Global investment manager Franklin Templeton announced the launch of an institutional off‑exchange collateral program with Binance that lets clients use tokenized money market fund (MMF) shares to back trading activity while the underlying assets remain in regulated custody.
According to a Wednesday news release shared with Cointelegraph, the framework is intended to reduce counterparty risk by reflecting collateral balances inside Binance’s trading environment, rather than moving client assets onto the exchange.
Eligible institutions can pledge tokenized MMF shares issued via Franklin Templeton’s Benji Technology Platform as collateral for trading on Binance.
The tokenized fund shares are held off‑exchange by Ceffu Custody, a digital asset custodian licensed and supervised in Dubai, while their collateral value is mirrored on Binance to support trading positions.
Franklin Templeton said the model was designed to let institutions earn yield on regulated money market fund holdings while using the same assets to support digital asset trading, without giving up existing custody or regulatory protections.

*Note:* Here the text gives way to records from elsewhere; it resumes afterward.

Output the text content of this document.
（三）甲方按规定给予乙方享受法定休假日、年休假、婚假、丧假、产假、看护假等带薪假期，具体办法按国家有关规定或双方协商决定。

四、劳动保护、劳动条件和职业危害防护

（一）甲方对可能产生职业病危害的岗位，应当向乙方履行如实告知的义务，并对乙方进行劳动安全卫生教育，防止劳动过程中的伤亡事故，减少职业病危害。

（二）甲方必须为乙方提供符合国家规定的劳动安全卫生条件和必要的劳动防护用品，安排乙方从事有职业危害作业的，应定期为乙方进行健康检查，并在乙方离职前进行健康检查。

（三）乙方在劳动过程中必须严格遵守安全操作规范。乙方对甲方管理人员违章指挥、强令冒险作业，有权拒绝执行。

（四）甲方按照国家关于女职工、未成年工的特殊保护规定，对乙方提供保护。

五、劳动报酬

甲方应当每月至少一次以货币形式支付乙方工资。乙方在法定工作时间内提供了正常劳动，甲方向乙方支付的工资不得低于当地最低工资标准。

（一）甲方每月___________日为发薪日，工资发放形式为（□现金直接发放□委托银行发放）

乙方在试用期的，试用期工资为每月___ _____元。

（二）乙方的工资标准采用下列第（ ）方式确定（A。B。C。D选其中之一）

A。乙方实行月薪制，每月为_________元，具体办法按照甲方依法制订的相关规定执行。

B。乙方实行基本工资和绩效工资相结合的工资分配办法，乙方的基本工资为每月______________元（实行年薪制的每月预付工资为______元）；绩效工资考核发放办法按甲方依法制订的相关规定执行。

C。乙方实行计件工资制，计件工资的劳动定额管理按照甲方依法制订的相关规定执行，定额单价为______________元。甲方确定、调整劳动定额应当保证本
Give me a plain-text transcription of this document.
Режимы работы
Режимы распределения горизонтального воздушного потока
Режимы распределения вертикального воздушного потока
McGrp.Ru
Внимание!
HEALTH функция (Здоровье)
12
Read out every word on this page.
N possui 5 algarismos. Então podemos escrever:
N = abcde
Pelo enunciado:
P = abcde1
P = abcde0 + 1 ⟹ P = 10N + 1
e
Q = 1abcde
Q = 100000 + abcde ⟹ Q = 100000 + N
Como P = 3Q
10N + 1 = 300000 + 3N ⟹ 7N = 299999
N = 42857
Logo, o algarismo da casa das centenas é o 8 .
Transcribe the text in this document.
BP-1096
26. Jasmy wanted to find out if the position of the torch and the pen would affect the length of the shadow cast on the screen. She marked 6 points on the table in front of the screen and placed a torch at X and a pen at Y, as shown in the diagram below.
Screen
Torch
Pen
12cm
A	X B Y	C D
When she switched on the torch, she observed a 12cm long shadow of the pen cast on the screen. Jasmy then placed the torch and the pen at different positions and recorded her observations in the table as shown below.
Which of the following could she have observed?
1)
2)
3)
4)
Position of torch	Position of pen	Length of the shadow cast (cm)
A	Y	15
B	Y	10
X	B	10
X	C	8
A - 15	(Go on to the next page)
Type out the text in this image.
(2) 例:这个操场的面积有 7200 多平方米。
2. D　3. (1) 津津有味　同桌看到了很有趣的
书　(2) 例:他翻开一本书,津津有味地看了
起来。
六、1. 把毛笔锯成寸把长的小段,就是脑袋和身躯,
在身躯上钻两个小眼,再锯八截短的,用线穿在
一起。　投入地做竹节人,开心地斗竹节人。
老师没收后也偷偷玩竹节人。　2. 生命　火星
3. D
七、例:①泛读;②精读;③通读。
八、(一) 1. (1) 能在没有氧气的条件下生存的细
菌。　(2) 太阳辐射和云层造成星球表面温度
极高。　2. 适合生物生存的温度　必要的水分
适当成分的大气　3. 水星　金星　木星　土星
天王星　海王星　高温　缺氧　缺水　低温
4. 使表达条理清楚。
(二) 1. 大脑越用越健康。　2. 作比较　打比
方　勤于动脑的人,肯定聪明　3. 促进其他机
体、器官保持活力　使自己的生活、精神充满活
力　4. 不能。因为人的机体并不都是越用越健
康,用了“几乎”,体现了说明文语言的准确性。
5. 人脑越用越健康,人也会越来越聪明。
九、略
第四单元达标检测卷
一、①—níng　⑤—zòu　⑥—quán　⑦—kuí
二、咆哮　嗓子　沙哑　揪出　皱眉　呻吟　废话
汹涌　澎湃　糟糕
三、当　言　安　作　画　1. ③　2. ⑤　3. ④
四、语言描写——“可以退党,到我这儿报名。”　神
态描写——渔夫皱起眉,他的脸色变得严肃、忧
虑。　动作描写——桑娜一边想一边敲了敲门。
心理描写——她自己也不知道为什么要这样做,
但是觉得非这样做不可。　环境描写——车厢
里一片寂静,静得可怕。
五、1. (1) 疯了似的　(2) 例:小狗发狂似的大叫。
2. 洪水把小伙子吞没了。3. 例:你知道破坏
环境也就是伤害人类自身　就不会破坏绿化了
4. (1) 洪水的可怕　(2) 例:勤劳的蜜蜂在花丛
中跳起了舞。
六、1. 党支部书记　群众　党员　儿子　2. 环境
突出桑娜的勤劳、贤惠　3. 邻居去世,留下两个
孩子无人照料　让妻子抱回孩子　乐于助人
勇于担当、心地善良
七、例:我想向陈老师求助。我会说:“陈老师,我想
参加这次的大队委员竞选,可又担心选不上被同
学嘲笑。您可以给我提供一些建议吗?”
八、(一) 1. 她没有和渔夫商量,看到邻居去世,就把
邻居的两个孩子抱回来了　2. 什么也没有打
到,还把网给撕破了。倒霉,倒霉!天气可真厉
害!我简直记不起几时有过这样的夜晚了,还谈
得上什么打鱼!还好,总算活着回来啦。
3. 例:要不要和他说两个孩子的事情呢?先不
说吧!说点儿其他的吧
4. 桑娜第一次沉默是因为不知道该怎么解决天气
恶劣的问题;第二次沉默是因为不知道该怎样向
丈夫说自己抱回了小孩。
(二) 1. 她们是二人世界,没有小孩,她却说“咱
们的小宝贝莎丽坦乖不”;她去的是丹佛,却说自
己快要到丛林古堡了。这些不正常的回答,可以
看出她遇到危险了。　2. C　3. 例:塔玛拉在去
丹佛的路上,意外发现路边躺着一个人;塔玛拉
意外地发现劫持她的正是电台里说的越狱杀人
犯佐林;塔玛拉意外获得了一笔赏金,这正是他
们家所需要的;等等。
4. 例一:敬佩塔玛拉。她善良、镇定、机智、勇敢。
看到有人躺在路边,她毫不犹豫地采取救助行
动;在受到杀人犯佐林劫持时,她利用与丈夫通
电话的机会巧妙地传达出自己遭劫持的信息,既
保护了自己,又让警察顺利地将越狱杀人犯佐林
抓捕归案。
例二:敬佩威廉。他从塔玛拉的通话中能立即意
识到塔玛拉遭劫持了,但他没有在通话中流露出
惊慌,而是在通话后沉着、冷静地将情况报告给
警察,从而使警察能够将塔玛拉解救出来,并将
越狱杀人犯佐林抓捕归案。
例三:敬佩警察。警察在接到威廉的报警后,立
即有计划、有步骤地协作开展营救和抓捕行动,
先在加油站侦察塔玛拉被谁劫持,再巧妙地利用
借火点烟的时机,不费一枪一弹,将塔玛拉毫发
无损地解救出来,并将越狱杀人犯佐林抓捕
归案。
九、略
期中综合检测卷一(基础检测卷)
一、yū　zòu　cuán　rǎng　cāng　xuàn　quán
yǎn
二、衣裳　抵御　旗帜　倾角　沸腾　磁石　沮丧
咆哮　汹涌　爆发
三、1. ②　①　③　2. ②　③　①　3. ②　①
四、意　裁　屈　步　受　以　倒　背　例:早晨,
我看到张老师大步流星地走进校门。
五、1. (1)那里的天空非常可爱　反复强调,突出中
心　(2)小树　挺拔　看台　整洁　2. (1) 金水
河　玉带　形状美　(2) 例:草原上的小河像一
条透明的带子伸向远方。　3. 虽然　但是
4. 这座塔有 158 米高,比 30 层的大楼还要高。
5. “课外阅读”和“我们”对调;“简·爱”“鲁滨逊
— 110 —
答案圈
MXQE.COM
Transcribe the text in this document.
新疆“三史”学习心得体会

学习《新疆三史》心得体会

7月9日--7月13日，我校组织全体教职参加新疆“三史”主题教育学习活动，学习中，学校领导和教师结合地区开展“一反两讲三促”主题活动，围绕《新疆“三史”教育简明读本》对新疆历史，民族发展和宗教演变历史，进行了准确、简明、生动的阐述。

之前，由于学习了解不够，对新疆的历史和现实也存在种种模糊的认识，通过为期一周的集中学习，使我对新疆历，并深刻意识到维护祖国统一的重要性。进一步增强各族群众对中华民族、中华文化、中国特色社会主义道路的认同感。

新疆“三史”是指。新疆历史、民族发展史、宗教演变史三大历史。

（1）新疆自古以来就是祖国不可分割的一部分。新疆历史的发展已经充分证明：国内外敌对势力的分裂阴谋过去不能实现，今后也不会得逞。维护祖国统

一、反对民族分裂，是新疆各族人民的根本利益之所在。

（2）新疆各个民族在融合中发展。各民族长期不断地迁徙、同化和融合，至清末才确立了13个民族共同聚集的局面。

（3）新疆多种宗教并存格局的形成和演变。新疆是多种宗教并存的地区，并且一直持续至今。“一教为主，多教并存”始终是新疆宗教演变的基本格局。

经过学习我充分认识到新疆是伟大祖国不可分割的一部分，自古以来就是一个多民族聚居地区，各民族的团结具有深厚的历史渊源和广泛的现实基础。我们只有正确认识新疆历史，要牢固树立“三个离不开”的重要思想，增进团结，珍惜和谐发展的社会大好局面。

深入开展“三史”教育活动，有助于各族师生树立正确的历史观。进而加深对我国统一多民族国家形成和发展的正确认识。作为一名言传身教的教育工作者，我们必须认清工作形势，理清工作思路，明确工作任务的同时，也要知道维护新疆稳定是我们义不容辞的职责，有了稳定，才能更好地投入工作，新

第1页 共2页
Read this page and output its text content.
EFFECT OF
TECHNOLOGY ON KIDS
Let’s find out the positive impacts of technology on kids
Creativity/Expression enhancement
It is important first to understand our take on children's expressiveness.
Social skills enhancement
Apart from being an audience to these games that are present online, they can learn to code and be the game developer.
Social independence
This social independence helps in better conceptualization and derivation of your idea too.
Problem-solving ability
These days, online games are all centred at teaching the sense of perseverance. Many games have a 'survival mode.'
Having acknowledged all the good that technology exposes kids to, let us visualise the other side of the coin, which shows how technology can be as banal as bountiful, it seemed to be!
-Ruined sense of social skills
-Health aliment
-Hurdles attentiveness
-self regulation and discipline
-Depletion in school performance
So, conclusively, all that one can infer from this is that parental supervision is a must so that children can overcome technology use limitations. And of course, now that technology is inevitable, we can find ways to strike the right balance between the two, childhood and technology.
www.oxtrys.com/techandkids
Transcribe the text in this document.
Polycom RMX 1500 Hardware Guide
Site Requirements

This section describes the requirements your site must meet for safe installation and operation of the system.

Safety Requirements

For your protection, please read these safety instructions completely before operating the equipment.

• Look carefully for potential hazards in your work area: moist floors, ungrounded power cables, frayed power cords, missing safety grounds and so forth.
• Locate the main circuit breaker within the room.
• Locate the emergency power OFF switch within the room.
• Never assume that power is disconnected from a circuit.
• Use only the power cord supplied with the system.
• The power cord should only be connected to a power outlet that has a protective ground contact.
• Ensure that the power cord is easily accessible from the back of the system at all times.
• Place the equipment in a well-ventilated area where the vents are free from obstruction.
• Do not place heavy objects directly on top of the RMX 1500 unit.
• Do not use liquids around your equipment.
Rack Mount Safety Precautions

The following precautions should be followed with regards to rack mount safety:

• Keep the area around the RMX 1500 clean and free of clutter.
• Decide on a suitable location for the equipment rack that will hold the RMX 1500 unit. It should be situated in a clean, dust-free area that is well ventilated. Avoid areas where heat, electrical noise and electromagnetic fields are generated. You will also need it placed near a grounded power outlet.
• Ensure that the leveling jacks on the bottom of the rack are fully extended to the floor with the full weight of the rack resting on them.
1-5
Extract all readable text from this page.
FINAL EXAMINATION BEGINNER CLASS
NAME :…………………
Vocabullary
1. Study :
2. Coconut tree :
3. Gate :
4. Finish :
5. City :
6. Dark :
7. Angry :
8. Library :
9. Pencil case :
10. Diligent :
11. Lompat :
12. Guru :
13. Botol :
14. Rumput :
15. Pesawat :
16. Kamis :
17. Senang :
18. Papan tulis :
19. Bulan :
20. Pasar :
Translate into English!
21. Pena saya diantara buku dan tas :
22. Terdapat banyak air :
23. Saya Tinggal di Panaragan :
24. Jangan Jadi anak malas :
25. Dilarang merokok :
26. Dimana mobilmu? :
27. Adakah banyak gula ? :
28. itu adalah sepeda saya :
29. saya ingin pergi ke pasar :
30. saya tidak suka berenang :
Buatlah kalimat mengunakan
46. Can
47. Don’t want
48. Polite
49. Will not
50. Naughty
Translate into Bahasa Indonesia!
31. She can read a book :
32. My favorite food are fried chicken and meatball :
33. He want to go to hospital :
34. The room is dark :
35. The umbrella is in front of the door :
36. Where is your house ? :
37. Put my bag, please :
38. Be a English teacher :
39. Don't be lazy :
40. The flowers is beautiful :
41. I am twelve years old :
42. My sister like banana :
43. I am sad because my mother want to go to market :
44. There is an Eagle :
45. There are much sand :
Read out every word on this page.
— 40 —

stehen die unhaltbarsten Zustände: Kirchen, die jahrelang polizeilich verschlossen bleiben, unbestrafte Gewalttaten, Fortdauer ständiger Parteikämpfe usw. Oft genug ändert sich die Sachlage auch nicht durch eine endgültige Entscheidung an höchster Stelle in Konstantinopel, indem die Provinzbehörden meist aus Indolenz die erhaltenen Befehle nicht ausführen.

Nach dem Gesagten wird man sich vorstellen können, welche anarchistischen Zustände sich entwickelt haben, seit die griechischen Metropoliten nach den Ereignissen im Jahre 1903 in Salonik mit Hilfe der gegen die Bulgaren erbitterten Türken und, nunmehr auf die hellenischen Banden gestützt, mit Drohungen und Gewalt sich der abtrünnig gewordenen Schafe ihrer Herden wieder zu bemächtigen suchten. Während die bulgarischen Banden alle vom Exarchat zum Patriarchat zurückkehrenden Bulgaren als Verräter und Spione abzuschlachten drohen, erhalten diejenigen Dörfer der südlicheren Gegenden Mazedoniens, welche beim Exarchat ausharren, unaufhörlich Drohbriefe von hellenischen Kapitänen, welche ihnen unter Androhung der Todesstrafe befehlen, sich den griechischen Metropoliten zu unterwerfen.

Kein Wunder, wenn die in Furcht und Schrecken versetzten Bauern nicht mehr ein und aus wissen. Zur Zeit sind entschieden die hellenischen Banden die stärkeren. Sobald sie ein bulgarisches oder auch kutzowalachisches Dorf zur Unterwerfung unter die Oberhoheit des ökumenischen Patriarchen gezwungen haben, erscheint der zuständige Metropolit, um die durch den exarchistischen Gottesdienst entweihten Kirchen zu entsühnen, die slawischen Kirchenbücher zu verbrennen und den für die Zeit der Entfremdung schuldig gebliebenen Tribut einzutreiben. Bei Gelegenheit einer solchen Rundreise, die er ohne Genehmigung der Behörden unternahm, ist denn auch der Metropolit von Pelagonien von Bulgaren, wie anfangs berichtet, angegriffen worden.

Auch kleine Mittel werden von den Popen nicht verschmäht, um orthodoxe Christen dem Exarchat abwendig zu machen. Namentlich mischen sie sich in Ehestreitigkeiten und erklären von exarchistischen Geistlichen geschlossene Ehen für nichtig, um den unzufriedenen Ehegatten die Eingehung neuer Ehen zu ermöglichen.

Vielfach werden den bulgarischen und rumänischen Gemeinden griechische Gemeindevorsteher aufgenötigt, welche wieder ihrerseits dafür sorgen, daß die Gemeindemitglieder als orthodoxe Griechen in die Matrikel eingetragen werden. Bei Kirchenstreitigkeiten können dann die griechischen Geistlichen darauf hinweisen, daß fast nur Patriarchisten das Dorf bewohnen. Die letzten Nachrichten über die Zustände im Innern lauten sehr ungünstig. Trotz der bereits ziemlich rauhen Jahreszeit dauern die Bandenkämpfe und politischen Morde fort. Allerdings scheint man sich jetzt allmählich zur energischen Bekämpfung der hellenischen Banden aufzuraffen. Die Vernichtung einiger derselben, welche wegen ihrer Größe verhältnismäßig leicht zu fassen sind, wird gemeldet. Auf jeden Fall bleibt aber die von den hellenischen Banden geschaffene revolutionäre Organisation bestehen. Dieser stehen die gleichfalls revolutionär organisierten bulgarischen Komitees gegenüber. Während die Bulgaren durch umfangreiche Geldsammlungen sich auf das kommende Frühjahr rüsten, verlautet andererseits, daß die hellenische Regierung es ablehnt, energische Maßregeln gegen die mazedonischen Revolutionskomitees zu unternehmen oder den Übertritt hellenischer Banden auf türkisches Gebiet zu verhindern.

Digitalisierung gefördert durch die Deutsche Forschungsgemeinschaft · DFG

Related: Franklin Templeton expands Benji tokenization platform to Canton Network
“Our off‑exchange collateral program is just that: letting clients easily put their assets to work in regulated custody while safely earning yield in new ways,” said Roger Bayston, head of digital assets at Franklin Templeton, in the release.

The initiative builds on a strategic collaboration between Binance and Franklin Templeton announced in 2025 to develop tokenization products that combine regulated fund structures with global trading infrastructure.
Off‑exchange collateral to cut counterparty risk
The design mirrors other tokenized real‑world asset collateral models in crypto markets. BlackRock’s BUIDL tokenized US Treasury fund, issued by Securitize, for example, is also accepted as trading collateral on Binance, as well as other platforms, including Crypto.com and Deribit.
That model allows institutional clients to post a low-volatility, yield‑bearing instrument instead of idle stablecoins or more volatile tokens.
Other issuers and venues, including WisdomTree’s WTGXX and Ondo’s OUSG, are exploring similar models, with tokenized bond and short‑term credit funds increasingly positioned as onchain collateral in both centralized and decentralized markets.
Related: WisdomTree’s USDW stablecoin to pay dividends on tokenized assets
Regulators flag cross‑border tokenization risks
Despite the trend of using tokenized MMFs as collateral, global regulators have warned that cross‑border tokenization structures can introduce new risks.
The International Organization of Securities Commissions (IOSCO) has cautioned that tokenized instruments used across multiple jurisdictions may exploit differences between national regimes and enable regulatory arbitrage if oversight and supervisory cooperation do not keep pace.
Cointelegraph asked Franklin Templeton how the tokenized MMF shares are regulated and protected and how the model was stress‑tested for extreme scenarios, but had not received a reply by publication.